WRIGLEYVILLE—This Halloweekend, the ever-superstitious northside baseball fans ramped up their game. Over the past few days of long-anticipated world series games and a characteristically chaotic Halloween celebration, residents nearby the friendly confines did more than vomit off of their balconies. In order to make a victorious series more likely, the Cubs fans reached far beyond the intersection of Clark and Addison to a world not our own. By harnessing the raw energy of the holiday in addition to that of the neighborhood’s collective drunken stupor, the ghost of the late longtime commentator, Harry Caray, has been roused from his eternal slumber.
What began as a mostly incoherent idea over a late night of drinking away the pain of a game one shutout became a reality when a local mage overheard two drunken fans joking about it from across the bar. Moments later, a seance was underway in the storage room of Murphy’s Bleachers.
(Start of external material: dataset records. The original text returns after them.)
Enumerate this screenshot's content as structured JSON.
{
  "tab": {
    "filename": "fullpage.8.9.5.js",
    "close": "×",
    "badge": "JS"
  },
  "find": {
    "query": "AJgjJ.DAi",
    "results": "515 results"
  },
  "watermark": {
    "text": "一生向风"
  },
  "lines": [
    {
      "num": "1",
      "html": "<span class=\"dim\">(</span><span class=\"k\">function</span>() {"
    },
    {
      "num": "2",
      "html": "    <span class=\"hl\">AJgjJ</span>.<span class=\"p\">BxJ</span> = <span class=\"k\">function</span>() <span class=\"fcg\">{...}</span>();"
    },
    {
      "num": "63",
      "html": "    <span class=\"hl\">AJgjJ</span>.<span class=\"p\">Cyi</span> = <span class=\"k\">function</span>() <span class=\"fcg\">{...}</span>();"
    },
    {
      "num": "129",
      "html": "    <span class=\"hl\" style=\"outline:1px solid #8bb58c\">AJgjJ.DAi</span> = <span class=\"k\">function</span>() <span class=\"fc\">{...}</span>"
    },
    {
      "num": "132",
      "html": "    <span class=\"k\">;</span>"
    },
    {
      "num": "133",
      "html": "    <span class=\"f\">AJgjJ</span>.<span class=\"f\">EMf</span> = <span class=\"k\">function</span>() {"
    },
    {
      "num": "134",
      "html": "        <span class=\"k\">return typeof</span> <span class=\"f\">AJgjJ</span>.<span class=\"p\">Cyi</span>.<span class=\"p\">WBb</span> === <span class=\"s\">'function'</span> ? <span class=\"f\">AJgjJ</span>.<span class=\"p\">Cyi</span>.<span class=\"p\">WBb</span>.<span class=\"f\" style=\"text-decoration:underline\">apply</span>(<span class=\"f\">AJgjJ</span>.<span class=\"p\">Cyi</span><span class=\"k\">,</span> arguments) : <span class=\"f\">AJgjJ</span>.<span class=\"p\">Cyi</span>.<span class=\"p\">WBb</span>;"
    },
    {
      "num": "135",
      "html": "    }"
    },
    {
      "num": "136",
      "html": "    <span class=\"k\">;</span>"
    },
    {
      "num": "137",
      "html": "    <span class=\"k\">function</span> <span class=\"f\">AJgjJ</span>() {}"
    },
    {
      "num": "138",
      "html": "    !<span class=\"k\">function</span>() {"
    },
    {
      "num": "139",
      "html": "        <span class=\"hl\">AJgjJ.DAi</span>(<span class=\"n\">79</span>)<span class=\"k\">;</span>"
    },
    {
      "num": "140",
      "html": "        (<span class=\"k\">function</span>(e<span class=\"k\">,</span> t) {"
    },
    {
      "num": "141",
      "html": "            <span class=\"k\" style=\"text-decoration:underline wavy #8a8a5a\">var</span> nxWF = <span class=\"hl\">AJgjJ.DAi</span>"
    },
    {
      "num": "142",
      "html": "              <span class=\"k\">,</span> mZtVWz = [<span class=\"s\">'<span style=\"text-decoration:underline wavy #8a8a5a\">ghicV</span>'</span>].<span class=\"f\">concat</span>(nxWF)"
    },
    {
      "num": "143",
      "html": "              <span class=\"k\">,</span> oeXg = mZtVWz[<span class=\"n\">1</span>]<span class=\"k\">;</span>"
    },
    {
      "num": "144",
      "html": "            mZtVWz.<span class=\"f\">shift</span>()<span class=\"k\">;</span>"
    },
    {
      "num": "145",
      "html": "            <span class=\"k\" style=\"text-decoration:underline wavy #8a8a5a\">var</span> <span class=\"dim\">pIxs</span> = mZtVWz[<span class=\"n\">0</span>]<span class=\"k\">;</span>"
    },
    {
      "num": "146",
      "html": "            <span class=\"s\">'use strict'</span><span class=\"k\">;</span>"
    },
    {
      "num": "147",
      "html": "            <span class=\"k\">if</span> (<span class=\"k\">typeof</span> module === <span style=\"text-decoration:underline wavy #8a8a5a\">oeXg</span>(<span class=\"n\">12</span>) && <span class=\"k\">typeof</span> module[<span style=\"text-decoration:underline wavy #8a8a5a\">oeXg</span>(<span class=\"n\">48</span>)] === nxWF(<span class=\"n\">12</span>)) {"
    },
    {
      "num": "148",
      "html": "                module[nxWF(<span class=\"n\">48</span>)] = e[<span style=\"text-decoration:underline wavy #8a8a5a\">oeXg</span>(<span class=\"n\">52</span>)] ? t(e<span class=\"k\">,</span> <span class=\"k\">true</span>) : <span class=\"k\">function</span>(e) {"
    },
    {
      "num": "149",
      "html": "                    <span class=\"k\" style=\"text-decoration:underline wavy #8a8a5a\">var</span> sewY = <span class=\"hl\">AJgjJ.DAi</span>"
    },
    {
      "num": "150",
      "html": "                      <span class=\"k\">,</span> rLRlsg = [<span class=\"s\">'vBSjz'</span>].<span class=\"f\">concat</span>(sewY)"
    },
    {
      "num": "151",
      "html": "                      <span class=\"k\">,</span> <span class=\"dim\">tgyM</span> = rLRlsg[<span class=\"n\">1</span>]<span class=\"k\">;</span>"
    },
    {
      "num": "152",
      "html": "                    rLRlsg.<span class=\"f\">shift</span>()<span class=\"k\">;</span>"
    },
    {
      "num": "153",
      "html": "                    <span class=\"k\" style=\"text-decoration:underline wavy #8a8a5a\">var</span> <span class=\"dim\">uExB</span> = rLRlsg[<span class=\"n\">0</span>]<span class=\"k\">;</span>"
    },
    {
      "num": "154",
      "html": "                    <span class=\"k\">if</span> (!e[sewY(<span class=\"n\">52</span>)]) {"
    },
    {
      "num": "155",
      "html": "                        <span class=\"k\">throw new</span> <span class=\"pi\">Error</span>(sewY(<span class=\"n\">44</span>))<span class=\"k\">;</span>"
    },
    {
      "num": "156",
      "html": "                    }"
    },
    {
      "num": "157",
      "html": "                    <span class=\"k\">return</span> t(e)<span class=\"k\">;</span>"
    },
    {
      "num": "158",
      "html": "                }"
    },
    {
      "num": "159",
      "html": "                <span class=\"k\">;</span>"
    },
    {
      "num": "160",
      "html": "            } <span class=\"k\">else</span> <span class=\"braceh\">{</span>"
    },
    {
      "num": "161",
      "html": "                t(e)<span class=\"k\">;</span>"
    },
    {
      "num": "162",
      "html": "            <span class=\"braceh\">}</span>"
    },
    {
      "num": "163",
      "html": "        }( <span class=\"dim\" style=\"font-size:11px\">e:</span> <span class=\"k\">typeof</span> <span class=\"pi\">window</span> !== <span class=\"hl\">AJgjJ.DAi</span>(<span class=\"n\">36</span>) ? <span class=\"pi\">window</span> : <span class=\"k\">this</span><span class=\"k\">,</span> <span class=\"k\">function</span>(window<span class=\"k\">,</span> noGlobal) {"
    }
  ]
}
The mage reportedly performed a ritual sacrifice of several goats and one unlucky Sox fan, both of which were already being stored at the Murphy’s cellar, until Caray’s ghostly figure emerged from a case of Old Style to quench its thirst for blood. After 108 years without a world series title, this seemed like a reasonable transaction.
Cubs fans hope that the powerful spiritual presence of Caray’s ghost will give their team the supernatural boost it needs to take the series home. For the next few days, one will be able to see the outline of his wide frames projected onto the sky behind the lights of Wrigley Field, and faint echoes of “holy cow” will ring through the streets of Wrigleyville until Caray’s ghost returns to its home in the beyond.